Alice felt a physical lurch at the confirmation but didn’t speak.

‘How do you feel about that?’

‘It will be wonderful…’ stumbled Alice. ‘John would have… you will be a wonderful parent…’

The rigid face creased slightly, then cleared. ‘It wouldn’t have made any difference if John was still alive? You’d have gone on sleeping together?’

‘Yes,’ said Alice at once, holding the other woman’s look. ‘I’m not ashamed.

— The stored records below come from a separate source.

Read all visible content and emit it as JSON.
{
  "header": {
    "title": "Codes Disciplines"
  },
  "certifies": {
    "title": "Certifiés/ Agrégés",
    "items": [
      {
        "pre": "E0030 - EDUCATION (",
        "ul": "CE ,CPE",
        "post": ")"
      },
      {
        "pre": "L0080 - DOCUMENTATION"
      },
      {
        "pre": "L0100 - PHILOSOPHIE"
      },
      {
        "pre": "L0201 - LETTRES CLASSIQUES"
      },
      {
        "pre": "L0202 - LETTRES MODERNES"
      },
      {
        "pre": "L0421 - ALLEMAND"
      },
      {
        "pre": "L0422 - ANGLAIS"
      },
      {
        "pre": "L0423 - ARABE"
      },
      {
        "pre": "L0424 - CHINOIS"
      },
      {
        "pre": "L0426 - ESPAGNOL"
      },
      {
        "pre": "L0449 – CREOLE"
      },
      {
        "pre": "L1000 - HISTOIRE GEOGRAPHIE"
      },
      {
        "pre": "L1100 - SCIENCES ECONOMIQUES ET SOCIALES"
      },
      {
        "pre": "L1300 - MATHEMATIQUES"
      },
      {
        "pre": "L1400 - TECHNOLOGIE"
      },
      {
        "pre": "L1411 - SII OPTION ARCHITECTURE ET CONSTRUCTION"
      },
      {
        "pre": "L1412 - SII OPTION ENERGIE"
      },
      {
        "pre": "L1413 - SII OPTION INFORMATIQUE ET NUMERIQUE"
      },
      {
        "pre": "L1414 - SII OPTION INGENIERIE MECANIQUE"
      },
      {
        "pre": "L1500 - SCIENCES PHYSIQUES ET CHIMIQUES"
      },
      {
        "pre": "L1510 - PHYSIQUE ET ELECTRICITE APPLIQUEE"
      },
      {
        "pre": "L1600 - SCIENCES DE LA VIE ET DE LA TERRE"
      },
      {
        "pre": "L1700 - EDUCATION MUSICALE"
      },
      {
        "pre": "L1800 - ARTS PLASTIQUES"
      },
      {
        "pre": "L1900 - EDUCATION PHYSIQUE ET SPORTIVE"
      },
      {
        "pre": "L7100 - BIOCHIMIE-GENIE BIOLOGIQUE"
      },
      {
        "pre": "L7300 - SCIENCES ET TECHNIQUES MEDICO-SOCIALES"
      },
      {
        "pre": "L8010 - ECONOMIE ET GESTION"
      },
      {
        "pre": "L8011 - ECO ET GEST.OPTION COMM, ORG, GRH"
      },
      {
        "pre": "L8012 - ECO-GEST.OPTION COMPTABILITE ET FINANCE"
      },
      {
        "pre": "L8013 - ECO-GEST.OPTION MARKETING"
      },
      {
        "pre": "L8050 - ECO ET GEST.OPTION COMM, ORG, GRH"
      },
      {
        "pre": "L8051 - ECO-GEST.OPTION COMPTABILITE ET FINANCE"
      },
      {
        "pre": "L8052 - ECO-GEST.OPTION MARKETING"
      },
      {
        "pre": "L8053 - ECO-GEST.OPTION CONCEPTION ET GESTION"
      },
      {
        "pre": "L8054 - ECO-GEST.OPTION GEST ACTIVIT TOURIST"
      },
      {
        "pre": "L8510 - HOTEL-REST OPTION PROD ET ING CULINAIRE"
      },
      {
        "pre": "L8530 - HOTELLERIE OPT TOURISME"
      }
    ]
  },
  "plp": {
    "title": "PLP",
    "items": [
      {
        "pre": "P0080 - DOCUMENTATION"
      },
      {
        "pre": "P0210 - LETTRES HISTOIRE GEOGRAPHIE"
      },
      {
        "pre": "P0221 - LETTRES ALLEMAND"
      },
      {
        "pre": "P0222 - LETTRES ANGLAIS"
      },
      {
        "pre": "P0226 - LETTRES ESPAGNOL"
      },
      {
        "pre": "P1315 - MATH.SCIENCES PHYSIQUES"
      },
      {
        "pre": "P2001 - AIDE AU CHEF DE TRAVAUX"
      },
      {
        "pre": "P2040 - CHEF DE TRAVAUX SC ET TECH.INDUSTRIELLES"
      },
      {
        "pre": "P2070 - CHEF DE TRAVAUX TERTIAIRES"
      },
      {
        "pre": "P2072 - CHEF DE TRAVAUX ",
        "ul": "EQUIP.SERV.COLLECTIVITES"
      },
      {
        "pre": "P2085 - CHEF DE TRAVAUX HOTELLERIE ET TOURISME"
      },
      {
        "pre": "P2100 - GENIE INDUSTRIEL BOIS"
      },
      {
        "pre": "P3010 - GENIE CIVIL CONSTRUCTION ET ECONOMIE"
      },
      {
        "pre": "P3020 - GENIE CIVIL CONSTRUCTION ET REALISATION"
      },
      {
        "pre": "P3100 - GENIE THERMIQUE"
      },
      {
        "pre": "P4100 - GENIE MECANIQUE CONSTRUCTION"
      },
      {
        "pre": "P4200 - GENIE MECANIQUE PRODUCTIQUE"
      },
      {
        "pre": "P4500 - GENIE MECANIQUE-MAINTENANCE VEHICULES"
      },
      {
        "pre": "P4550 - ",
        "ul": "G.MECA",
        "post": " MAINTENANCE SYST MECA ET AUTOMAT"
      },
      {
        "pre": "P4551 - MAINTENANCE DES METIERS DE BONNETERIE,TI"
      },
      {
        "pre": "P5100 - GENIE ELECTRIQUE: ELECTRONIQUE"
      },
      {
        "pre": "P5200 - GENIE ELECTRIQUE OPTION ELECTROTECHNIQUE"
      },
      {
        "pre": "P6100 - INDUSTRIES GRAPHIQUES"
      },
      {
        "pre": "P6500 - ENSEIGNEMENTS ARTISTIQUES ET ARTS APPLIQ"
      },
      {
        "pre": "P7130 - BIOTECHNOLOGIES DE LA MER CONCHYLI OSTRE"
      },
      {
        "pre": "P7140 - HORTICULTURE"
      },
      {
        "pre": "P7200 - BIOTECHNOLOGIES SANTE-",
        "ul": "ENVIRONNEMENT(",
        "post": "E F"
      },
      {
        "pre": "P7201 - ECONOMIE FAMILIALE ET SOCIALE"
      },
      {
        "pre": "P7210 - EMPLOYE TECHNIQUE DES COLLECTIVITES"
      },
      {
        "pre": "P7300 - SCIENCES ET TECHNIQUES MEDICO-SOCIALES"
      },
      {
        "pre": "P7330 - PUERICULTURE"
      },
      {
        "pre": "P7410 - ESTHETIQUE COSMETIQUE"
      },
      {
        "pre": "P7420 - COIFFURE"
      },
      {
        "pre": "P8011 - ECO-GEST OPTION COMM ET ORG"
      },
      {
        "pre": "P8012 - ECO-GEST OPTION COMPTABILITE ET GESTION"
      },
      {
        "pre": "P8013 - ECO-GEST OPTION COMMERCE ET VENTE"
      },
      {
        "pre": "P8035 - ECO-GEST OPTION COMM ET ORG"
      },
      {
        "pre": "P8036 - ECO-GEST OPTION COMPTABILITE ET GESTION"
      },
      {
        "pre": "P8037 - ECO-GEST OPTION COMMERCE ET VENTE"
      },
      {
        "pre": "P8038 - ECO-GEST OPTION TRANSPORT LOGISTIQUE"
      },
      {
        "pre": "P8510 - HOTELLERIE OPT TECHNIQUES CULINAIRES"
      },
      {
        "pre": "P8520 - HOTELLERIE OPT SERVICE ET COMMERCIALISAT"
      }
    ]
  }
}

I know it’s difficult for you to believe… I guess you never will… but I was never a threat to you… and I’ve tried to save you, literally save your life, because you don’t know how bad things are.’ She knew that Geoffrey Davis, whom Jane had told in another of her calls to block any legal move against John’s bank, was the firm’s lawyer. Presumably Burt, whose surname Jane had never used and to whom she’d repeated the blocking instructions, was the personal attorney.